Exercise 13: Running rllab experiments on EC2

This tutorial, a complement to tutorial 10, covers the process of running rllab experients on an Amazon EC2 instance. This tutorial assumes rllab has been installed correctly (instructions).

Setting up rllab with AWS

First, follow the rllab cluster setup instructions with region us-west-1. Modify rllab/config_personal.py to reference the most current Flow Docker image (at the time of this writing, evinitsky/flow). [@fangyu is this true?]

Navigate to your flow directory and modify Makefile.template per the instructions in that file. The variable RLLABDIR should be the relative path from your flow directory to rllab and should not have a backslash at the end.

Running an experiment

When running AWS experiments, your entire rllab directory is uploaded to AWS so that the files necessary for your experiment are available to the EC2 instance. Thus, commands are included to copy over your flow directory to your rllab root directory (this is the reason for the RLLABDIR variable above).

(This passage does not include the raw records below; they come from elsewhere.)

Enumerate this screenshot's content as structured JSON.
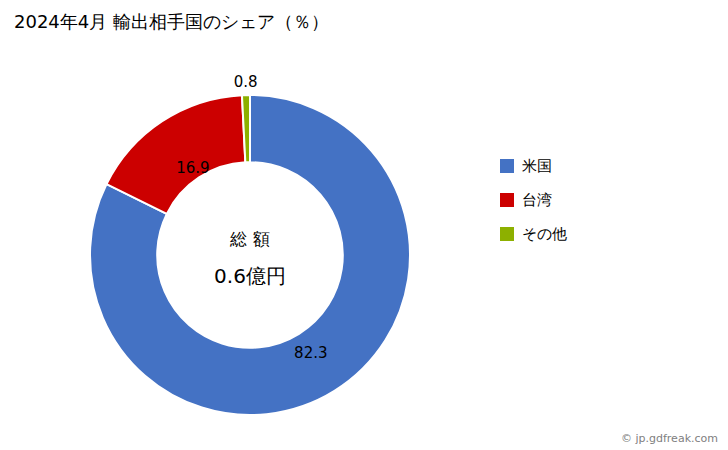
{
  "chart_data": {
    "type": "donut",
    "title": "2024年4月 輸出相手国のシェア（％）",
    "categories": [
      "米国",
      "台湾",
      "その他"
    ],
    "values": [
      82.3,
      16.9,
      0.8
    ],
    "colors": [
      "#4472C4",
      "#CC0000",
      "#8DB000"
    ],
    "data_labels": true,
    "legend": "right",
    "annotations": [
      "総 額",
      "0.6億円",
      "© jp.gdfreak.com"
    ]
  }
}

  • Before running an experiment, run make prepare from your flow directory.
  • Ensure you have committed or otherwise tracked the state of your flow directory, because that instance is what will be used to run your experiment. Upon visualization, the same files will need to be used—for example, changes to environment's state-space would break the ability to run a trained policy using a different state space. Check out an old commit of your flow directory and run make prepare to use visualization tools included with rllab.

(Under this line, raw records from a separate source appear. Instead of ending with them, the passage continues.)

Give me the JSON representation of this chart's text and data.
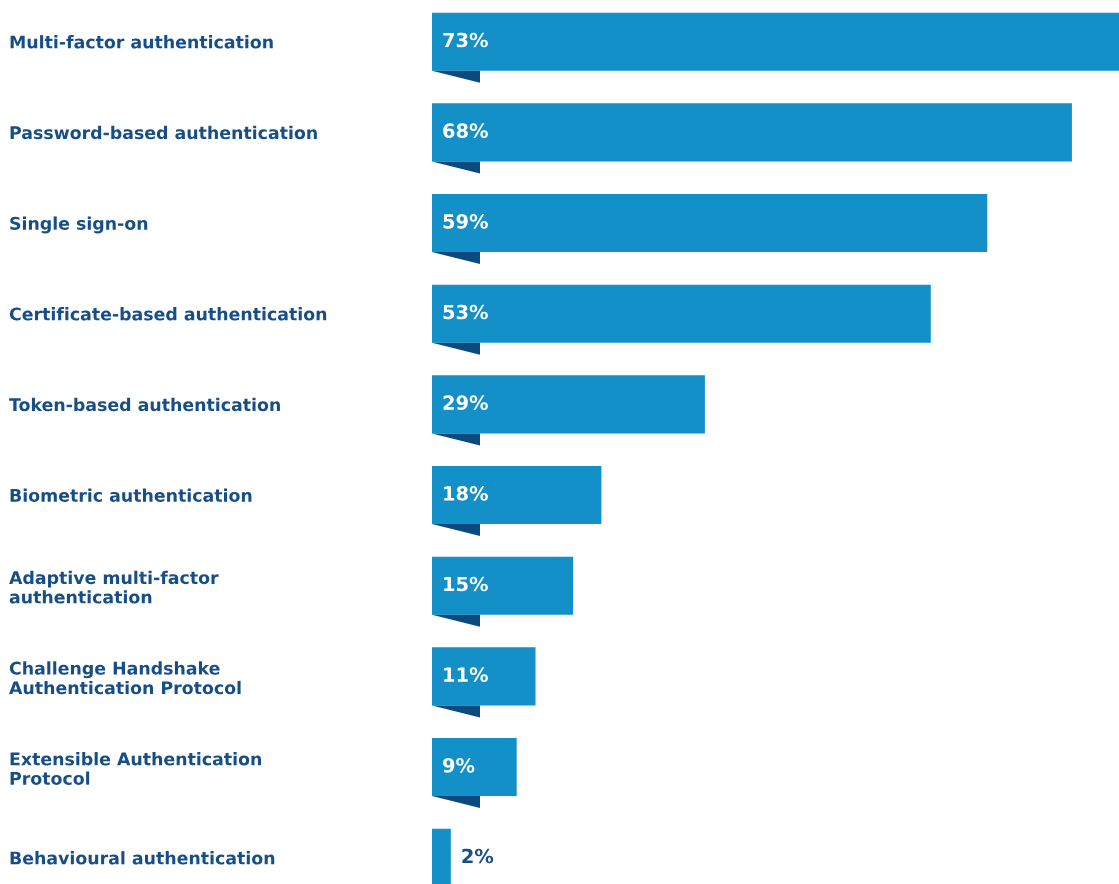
{
  "chart_data": {
    "type": "bar",
    "orientation": "horizontal",
    "categories": [
      "Multi-factor authentication",
      "Password-based authentication",
      "Single sign-on",
      "Certificate-based authentication",
      "Token-based authentication",
      "Biometric authentication",
      "Adaptive multi-factor\nauthentication",
      "Challenge Handshake\nAuthentication Protocol",
      "Extensible Authentication\nProtocol",
      "Behavioural authentication"
    ],
    "values": [
      73,
      68,
      59,
      53,
      29,
      18,
      15,
      11,
      9,
      2
    ],
    "value_labels": [
      "73%",
      "68%",
      "59%",
      "53%",
      "29%",
      "18%",
      "15%",
      "11%",
      "9%",
      "2%"
    ],
    "color": "#1490c8",
    "xlim": [
      0,
      73
    ],
    "tick_labels": "y",
    "grid": false,
    "legend": false
  }
}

make clean removes the debug directory and also all XML files in rllab root directory to reduce the size of the data to upload to AWS. If you are using already-existing network files (from, say, OpenStreetMap), ensure they do not get deleted by make clean by storing such files elsewhere.

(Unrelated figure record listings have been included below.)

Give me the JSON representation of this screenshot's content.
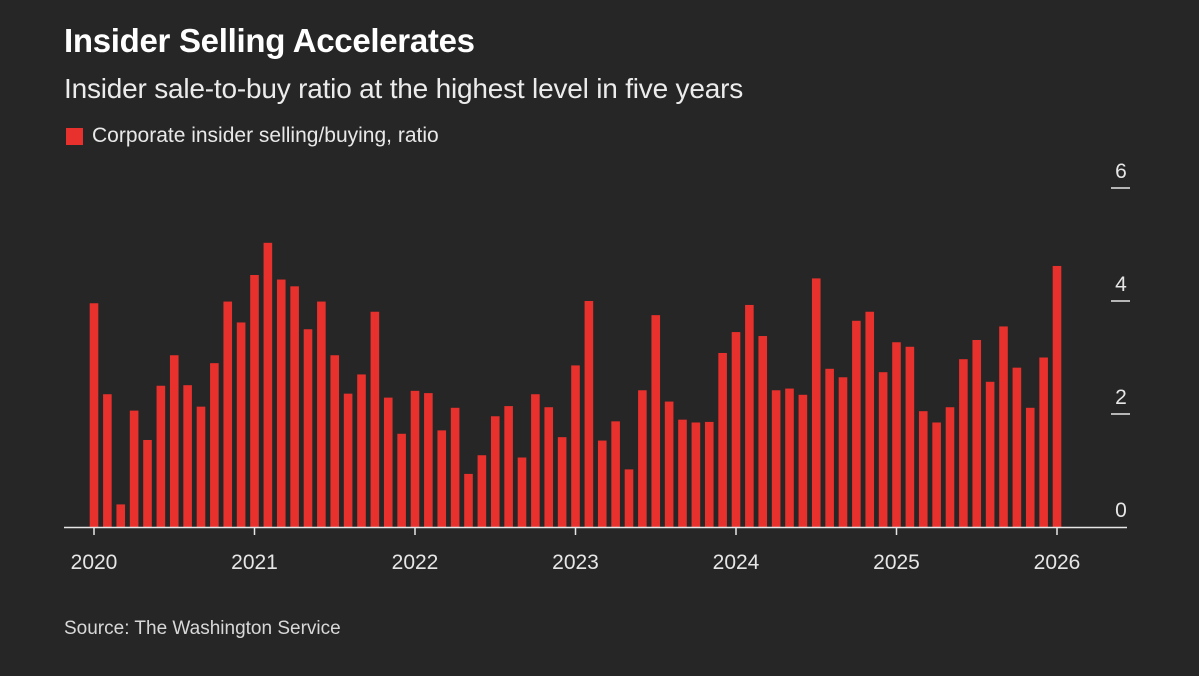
{
  "title": "Insider Selling Accelerates",
  "subtitle": "Insider sale-to-buy ratio at the highest level in five years",
  "source": "Source: The Washington Service",
  "colors": {
    "bar": "#e8302c",
    "background": "#262626",
    "axis": "#e6e6e6"
  },
  "chart_data": {
    "type": "bar",
    "title": "Insider Selling Accelerates",
    "subtitle": "Insider sale-to-buy ratio at the highest level in five years",
    "legend": [
      "Corporate insider selling/buying, ratio"
    ],
    "legend_position": "top-left",
    "xlabel": "",
    "ylabel": "",
    "ylim": [
      0,
      6
    ],
    "y_ticks": [
      0,
      2,
      4,
      6
    ],
    "x_ticks": [
      "2020",
      "2021",
      "2022",
      "2023",
      "2024",
      "2025",
      "2026"
    ],
    "grid": false,
    "start": "2020-01",
    "frequency": "monthly",
    "series": [
      {
        "name": "Corporate insider selling/buying, ratio",
        "values": [
          3.96,
          2.35,
          0.4,
          2.06,
          1.54,
          2.5,
          3.04,
          2.51,
          2.13,
          2.9,
          3.99,
          3.62,
          4.46,
          5.03,
          4.38,
          4.26,
          3.5,
          3.99,
          3.04,
          2.36,
          2.7,
          3.81,
          2.29,
          1.65,
          2.41,
          2.37,
          1.71,
          2.11,
          0.94,
          1.27,
          1.96,
          2.14,
          1.23,
          2.35,
          2.12,
          1.59,
          2.86,
          4.0,
          1.53,
          1.87,
          1.02,
          2.42,
          3.75,
          2.22,
          1.9,
          1.85,
          1.86,
          3.08,
          3.45,
          3.93,
          3.38,
          2.42,
          2.45,
          2.34,
          4.4,
          2.8,
          2.65,
          3.65,
          3.81,
          2.74,
          3.27,
          3.19,
          2.05,
          1.85,
          2.12,
          2.97,
          3.31,
          2.57,
          3.55,
          2.82,
          2.11,
          3.0,
          4.62
        ]
      }
    ]
  }
}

Inside the experiment, change the mode to ec2 (other options are local and local_docker). You should run the experiment in local_docker mode briefly before running the ec2 version to ensure there are no errors, particularly with Docker image compatability

After running python example.py once the mode of example.py is ec2, you should see your experiment running on AWS.

Fetching Results

  • To get the results of your AWS experiments, navigate to your rllab directory and run python scripts/sync_s3.py.
  • Your experiment results will be in data/s3 in your rllab directory.